In a tiny corner of the huge New York airport, with tears flowing freely, she said, "Cora, you know I'd do anything for you but if I did it for you it wouldn't really mean anything would it?" I knew Mom was right and I cried all the harder. As with every visit, I knew this might be our last her health was so frail and 3,000 miles separated us. I had been begging her to receive Christ and was searching for some final convincing argument. "Mom, if God Himself shows you Jesus is the Messiah, will you receive Him?", I asked while the last call to board sounded. "Yes", she replied as we hugged, our cheeks wet with each others tears. After I boarded the plane the sadness eased. "Now I know exactly how to pray for Mom", I silently mused. "For she and I both agreed before God that if He would reveal Himself she would believe. Surely this prayer can't miss." I had no idea I would pray that prayer many, many years with no apparent answer; that she would finally lay dying and unable to communicate for 3 months and I would not be able to go to her or talk to her or even attend her funeral; that only after the darkest grief I'd ever known, would I find out through a special sign from God that He had indeed revealed Himself to her when she could no longer commune with those of this world. Yes, my Mom has been with God since August 26, 1989. She is every bit as alive as her Lord Jesus whom she now knows far better than I do. I want to honor her this Mother's Day. "Happy Mother's Day Mom!"

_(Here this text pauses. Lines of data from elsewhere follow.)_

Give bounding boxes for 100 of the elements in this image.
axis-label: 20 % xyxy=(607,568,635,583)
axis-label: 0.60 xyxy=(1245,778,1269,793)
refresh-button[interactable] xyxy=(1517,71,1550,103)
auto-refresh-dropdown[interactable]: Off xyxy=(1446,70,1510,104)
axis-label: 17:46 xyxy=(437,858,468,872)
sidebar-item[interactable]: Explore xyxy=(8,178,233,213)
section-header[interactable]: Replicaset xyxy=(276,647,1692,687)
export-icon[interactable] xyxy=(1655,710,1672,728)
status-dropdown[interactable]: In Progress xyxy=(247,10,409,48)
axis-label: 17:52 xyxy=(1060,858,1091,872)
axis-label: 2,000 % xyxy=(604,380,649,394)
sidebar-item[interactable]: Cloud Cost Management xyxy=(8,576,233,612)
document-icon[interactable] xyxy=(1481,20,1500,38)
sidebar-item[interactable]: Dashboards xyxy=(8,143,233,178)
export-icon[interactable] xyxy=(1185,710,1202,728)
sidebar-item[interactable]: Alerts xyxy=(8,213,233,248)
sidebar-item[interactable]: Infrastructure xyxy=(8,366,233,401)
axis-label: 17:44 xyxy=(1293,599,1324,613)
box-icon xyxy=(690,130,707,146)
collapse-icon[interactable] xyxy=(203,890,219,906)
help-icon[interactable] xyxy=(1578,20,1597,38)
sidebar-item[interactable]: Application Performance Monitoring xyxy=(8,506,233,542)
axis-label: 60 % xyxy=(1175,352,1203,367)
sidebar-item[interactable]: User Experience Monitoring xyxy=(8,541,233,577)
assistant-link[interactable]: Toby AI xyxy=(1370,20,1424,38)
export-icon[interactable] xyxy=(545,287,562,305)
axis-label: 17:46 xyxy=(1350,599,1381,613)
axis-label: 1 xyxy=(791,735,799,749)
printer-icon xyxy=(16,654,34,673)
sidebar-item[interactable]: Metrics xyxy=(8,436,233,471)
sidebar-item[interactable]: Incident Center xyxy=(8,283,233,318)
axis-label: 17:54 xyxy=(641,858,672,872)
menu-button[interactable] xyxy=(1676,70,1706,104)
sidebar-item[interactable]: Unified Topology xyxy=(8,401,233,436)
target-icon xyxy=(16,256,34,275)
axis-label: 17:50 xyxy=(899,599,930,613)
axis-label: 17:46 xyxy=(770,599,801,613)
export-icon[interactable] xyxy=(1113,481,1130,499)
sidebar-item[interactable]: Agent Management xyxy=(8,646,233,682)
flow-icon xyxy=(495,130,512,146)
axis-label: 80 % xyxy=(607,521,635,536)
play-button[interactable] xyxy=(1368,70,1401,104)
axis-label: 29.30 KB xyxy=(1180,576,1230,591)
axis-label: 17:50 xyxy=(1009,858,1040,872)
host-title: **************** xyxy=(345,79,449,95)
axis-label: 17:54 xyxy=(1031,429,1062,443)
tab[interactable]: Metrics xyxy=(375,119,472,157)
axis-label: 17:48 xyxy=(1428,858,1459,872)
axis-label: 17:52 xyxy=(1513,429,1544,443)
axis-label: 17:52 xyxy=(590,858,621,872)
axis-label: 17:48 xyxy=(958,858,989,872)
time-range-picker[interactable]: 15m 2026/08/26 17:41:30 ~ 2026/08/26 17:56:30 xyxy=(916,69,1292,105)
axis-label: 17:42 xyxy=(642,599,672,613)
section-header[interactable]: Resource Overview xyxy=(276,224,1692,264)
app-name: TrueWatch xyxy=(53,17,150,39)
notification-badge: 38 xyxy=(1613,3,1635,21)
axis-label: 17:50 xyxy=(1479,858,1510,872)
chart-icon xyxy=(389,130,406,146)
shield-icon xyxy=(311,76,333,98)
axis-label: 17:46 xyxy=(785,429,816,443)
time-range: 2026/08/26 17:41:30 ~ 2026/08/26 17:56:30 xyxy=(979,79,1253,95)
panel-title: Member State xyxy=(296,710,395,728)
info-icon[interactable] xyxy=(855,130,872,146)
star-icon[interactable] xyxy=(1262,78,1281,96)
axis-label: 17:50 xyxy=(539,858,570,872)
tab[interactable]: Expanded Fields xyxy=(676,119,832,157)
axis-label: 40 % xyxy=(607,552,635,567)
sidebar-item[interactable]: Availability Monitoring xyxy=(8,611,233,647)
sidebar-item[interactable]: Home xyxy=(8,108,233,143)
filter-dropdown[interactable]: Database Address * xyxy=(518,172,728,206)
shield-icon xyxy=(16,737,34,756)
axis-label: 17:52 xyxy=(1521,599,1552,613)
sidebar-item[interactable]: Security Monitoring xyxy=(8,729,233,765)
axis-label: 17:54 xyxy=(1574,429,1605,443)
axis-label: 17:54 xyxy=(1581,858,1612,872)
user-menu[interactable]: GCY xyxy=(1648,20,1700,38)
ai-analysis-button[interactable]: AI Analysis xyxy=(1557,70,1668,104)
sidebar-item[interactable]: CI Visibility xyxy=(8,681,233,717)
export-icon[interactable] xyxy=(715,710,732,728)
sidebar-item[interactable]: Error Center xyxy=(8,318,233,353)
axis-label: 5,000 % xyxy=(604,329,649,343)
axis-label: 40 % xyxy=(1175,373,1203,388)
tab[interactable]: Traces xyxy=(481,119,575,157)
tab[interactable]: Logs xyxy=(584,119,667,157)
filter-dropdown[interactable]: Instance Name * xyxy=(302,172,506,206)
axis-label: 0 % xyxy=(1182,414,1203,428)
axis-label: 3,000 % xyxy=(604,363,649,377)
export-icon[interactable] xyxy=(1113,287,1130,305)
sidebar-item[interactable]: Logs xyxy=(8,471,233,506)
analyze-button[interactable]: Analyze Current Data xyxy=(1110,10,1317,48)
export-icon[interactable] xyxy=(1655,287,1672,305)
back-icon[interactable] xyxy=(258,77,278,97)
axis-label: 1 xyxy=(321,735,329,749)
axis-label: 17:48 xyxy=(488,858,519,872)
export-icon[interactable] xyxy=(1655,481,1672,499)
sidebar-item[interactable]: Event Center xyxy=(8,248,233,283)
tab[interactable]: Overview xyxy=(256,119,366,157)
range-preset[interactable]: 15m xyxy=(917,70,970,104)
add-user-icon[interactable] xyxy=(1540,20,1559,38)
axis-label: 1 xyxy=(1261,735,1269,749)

That airport scenario was much more impressive than you can imagine at first glance. Her "yes" came from a Jewish heart taught to hate the name of Jesus, taught to fear Gentiles. It came from a heart broken by the Holocaust where the majority of her Polish family perished, then broken anew by a daughter who embraced all she hated. It came from a woman who said the mourners prayer in the synagogue for a daughter she loved and was spurned and hurt in return by that fledgling Christian who just couldn't handle it. It came from a woman who, in time, decided to love, forgive and listen anyway who in some ways had a bigger heart than her often self righteous daughter. It came from a woman who let me read Isaiah 53 to her and thought I was reading from the New Testament because she recognized I was reading about Jesus an astonished woman who then took my Bible home with her and promised to read it. Yes, this woman always belonged to God but didn't know it until the very end. And neither did I.

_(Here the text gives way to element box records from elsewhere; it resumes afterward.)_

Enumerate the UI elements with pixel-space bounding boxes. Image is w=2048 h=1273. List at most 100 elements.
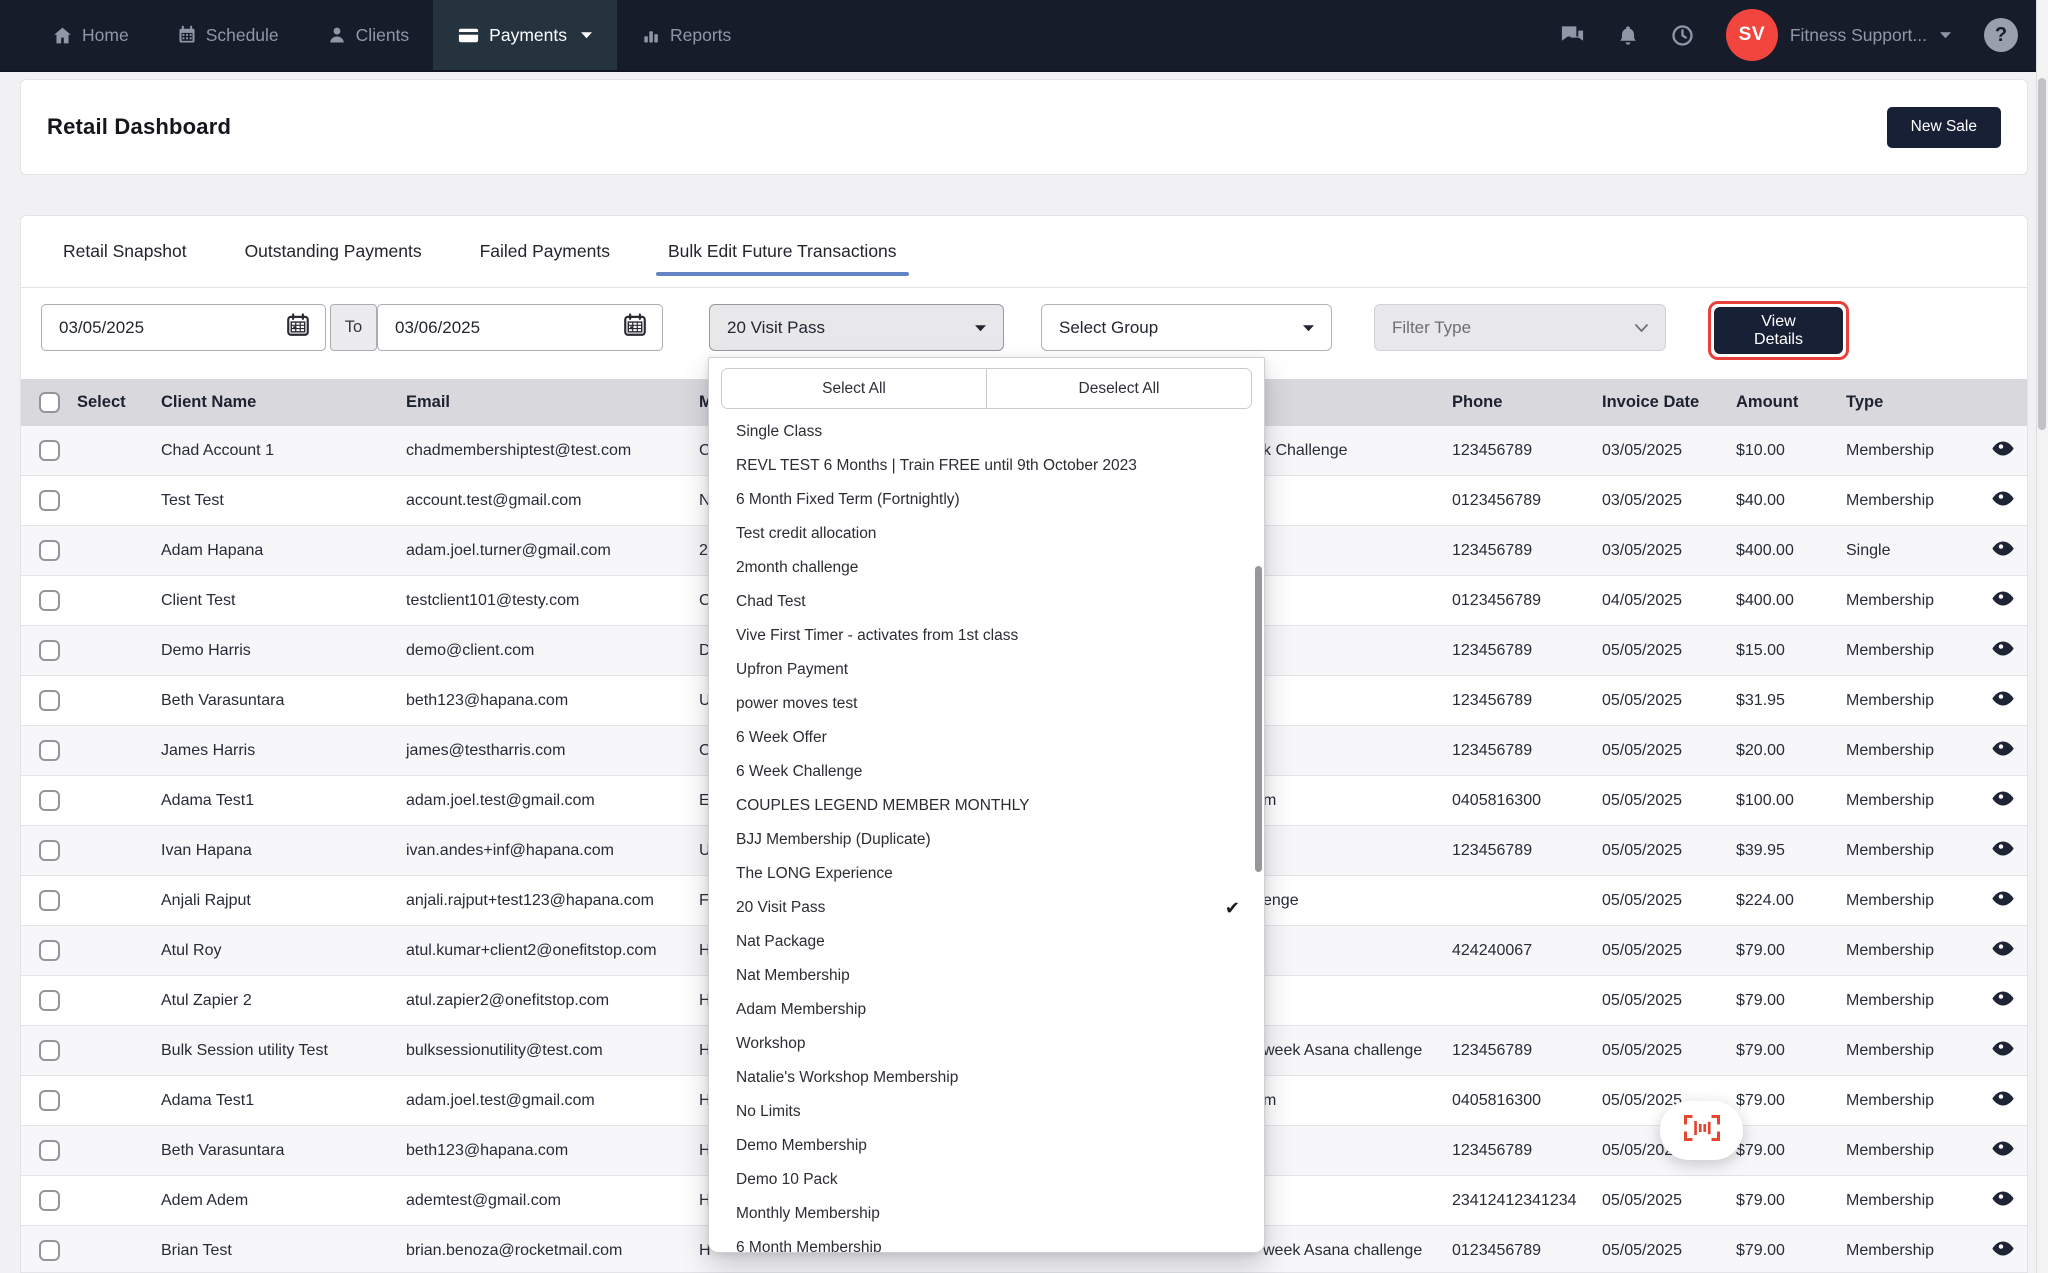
dropdown-option-6-month-membership[interactable]: 6 Month Membership <box>709 1231 1264 1253</box>
dropdown-option-adam-membership[interactable]: Adam Membership <box>709 993 1264 1027</box>
account-menu[interactable]: SV Fitness Support... <box>1726 9 1952 61</box>
tab-failed-payments[interactable]: Failed Payments <box>480 216 610 287</box>
dropdown-option-label: COUPLES LEGEND MEMBER MONTHLY <box>736 797 1029 814</box>
view-row-button[interactable] <box>1976 440 2028 462</box>
phone-cell: 123456789 <box>1436 1042 1581 1060</box>
nav-item-schedule[interactable]: Schedule <box>153 0 303 70</box>
date-from-input[interactable]: 03/05/2025 <box>41 304 326 351</box>
calendar-input-icon[interactable] <box>622 312 648 343</box>
view-details-button[interactable]: View Details <box>1714 307 1843 354</box>
view-row-button[interactable] <box>1976 590 2028 612</box>
dropdown-option-couples-legend-member-monthly[interactable]: COUPLES LEGEND MEMBER MONTHLY <box>709 789 1264 823</box>
view-row-button[interactable] <box>1976 840 2028 862</box>
dropdown-option-6-month-fixed-term-fortnightly[interactable]: 6 Month Fixed Term (Fortnightly) <box>709 483 1264 517</box>
view-row-button[interactable] <box>1976 640 2028 662</box>
help-icon[interactable]: ? <box>1984 18 2018 52</box>
view-row-button[interactable] <box>1976 690 2028 712</box>
type-filter-select[interactable]: Filter Type <box>1374 304 1666 351</box>
dropdown-option-2month-challenge[interactable]: 2month challenge <box>709 551 1264 585</box>
view-row-button[interactable] <box>1976 990 2028 1012</box>
nav-item-payments[interactable]: Payments <box>433 0 617 70</box>
view-row-button[interactable] <box>1976 790 2028 812</box>
row-checkbox[interactable] <box>39 1190 60 1211</box>
dropdown-option-chad-test[interactable]: Chad Test <box>709 585 1264 619</box>
dropdown-option-bjj-membership-duplicate[interactable]: BJJ Membership (Duplicate) <box>709 823 1264 857</box>
dropdown-option-demo-10-pack[interactable]: Demo 10 Pack <box>709 1163 1264 1197</box>
row-checkbox[interactable] <box>39 840 60 861</box>
row-checkbox[interactable] <box>39 740 60 761</box>
row-checkbox[interactable] <box>39 690 60 711</box>
dropdown-option-the-long-experience[interactable]: The LONG Experience <box>709 857 1264 891</box>
view-row-button[interactable] <box>1976 1240 2028 1262</box>
view-row-button[interactable] <box>1976 940 2028 962</box>
row-checkbox[interactable] <box>39 590 60 611</box>
row-checkbox[interactable] <box>39 940 60 961</box>
row-checkbox[interactable] <box>39 440 60 461</box>
dropdown-option-single-class[interactable]: Single Class <box>709 415 1264 449</box>
dropdown-option-power-moves-test[interactable]: power moves test <box>709 687 1264 721</box>
tab-outstanding-payments[interactable]: Outstanding Payments <box>245 216 422 287</box>
dropdown-option-natalie-s-workshop-membership[interactable]: Natalie's Workshop Membership <box>709 1061 1264 1095</box>
group-filter-select[interactable]: Select Group <box>1041 304 1332 351</box>
phone-cell: 0405816300 <box>1436 792 1581 810</box>
dropdown-option-6-week-offer[interactable]: 6 Week Offer <box>709 721 1264 755</box>
dropdown-option-monthly-membership[interactable]: Monthly Membership <box>709 1197 1264 1231</box>
row-checkbox[interactable] <box>39 890 60 911</box>
tab-retail-snapshot[interactable]: Retail Snapshot <box>63 216 187 287</box>
bell-icon[interactable] <box>1617 24 1639 47</box>
view-row-button[interactable] <box>1976 890 2028 912</box>
nav-right: SV Fitness Support... ? <box>1560 9 2048 61</box>
date-from-value: 03/05/2025 <box>59 318 144 338</box>
chat-icon[interactable] <box>1560 24 1585 46</box>
row-checkbox[interactable] <box>39 640 60 661</box>
view-row-button[interactable] <box>1976 1190 2028 1212</box>
date-to-input[interactable]: 03/06/2025 <box>377 304 663 351</box>
new-sale-button[interactable]: New Sale <box>1887 107 2001 148</box>
view-row-button[interactable] <box>1976 1140 2028 1162</box>
client-name-cell: Beth Varasuntara <box>141 692 386 710</box>
dropdown-option-upfron-payment[interactable]: Upfron Payment <box>709 653 1264 687</box>
dropdown-option-no-limits[interactable]: No Limits <box>709 1095 1264 1129</box>
row-checkbox[interactable] <box>39 1140 60 1161</box>
row-checkbox[interactable] <box>39 490 60 511</box>
dropdown-option-nat-membership[interactable]: Nat Membership <box>709 959 1264 993</box>
view-row-button[interactable] <box>1976 740 2028 762</box>
row-checkbox[interactable] <box>39 540 60 561</box>
select-all-button[interactable]: Select All <box>722 369 987 408</box>
view-row-button[interactable] <box>1976 540 2028 562</box>
row-checkbox[interactable] <box>39 1040 60 1061</box>
nav-item-home[interactable]: Home <box>28 0 153 70</box>
clock-icon[interactable] <box>1671 24 1694 47</box>
dropdown-option-vive-first-timer-activates-from-1st-class[interactable]: Vive First Timer - activates from 1st cl… <box>709 619 1264 653</box>
dropdown-option-revl-test-6-months-train-free-until-9th-october-2023[interactable]: REVL TEST 6 Months | Train FREE until 9t… <box>709 449 1264 483</box>
dropdown-scrollbar-thumb[interactable] <box>1255 566 1262 872</box>
dropdown-option-workshop[interactable]: Workshop <box>709 1027 1264 1061</box>
view-row-button[interactable] <box>1976 1040 2028 1062</box>
nav-item-clients[interactable]: Clients <box>303 0 434 70</box>
tab-bulk-edit-future-transactions[interactable]: Bulk Edit Future Transactions <box>668 216 897 287</box>
view-row-button[interactable] <box>1976 490 2028 512</box>
row-checkbox[interactable] <box>39 790 60 811</box>
amount-cell: $79.00 <box>1716 992 1826 1010</box>
client-name-cell: Adam Hapana <box>141 542 386 560</box>
view-row-button[interactable] <box>1976 1090 2028 1112</box>
window-scrollbar[interactable] <box>2036 0 2048 1273</box>
row-checkbox[interactable] <box>39 1240 60 1261</box>
nav-item-reports[interactable]: Reports <box>617 0 755 70</box>
dropdown-option-test-credit-allocation[interactable]: Test credit allocation <box>709 517 1264 551</box>
dropdown-option-6-week-challenge[interactable]: 6 Week Challenge <box>709 755 1264 789</box>
scan-barcode-button[interactable] <box>1660 1101 1743 1160</box>
dropdown-option-demo-membership[interactable]: Demo Membership <box>709 1129 1264 1163</box>
dropdown-option-nat-package[interactable]: Nat Package <box>709 925 1264 959</box>
window-scrollbar-thumb[interactable] <box>2038 78 2046 430</box>
calendar-input-icon[interactable] <box>285 312 311 343</box>
select-all-checkbox[interactable] <box>39 392 60 413</box>
membership-filter-select[interactable]: 20 Visit Pass <box>709 304 1004 351</box>
dropdown-option-20-visit-pass[interactable]: 20 Visit Pass✔ <box>709 891 1264 925</box>
phone-cell: 123456789 <box>1436 692 1581 710</box>
row-checkbox[interactable] <box>39 990 60 1011</box>
row-checkbox[interactable] <box>39 1090 60 1111</box>
amount-cell: $20.00 <box>1716 742 1826 760</box>
deselect-all-button[interactable]: Deselect All <box>987 369 1251 408</box>
chart-icon <box>641 25 661 45</box>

That darkest hour of my grief when I thought God might not have answered and saved her reminds me of another Mother I want to honor today the Mother of our Lord and Savior Jesus Christ sweet Mary, the handmaiden of the Lord. "All generations will call me blessed", she said, so let us join in to remember and honor her today. Think of how her heart was pierced as she saw her beloved Son die. How dark things looked, how wrong they seemed. Who could fathom this awful thing? How could God the Father forsake Him? The Hope of the world lay dead in the grave, while His Mother's heart lay shattered. But three days later what joy, what victory! Death and the grave were defeated! We all know that now but Mary (and many others) lived those awful three days in utmost anguish. Imagine how her spirit must have leapt when she saw Him again and the balm was applied to her pierced heart. She beheld the fruit of her obedience, her sacrifice, her own piercing and knew that through her, God had blessed the whole world with His Son. "Happy Mother's Day Mary!"

As you remember her, think of those dark, mysterious things in your life today things awaiting resurrection. Oh the darkness can be so deep, the loss so profound, the cause so apparently hopeless, the promises so dead, and then SUDDENLY GOD arises! Years of prayer are fulfilled, promises that lay in graves are resurrected. Yes, this is a good season to remember, to hope and to believe for all God has ever put on our hearts. It is an appointed season. Now may the God of all encouragement bless you, encourage, strengthen and revive you and bring to pass every good thing He has promised in Jesus' Name. Happy Mother's Day to all you Moms and to all your Moms. We love you so much and thank God for knitting us together.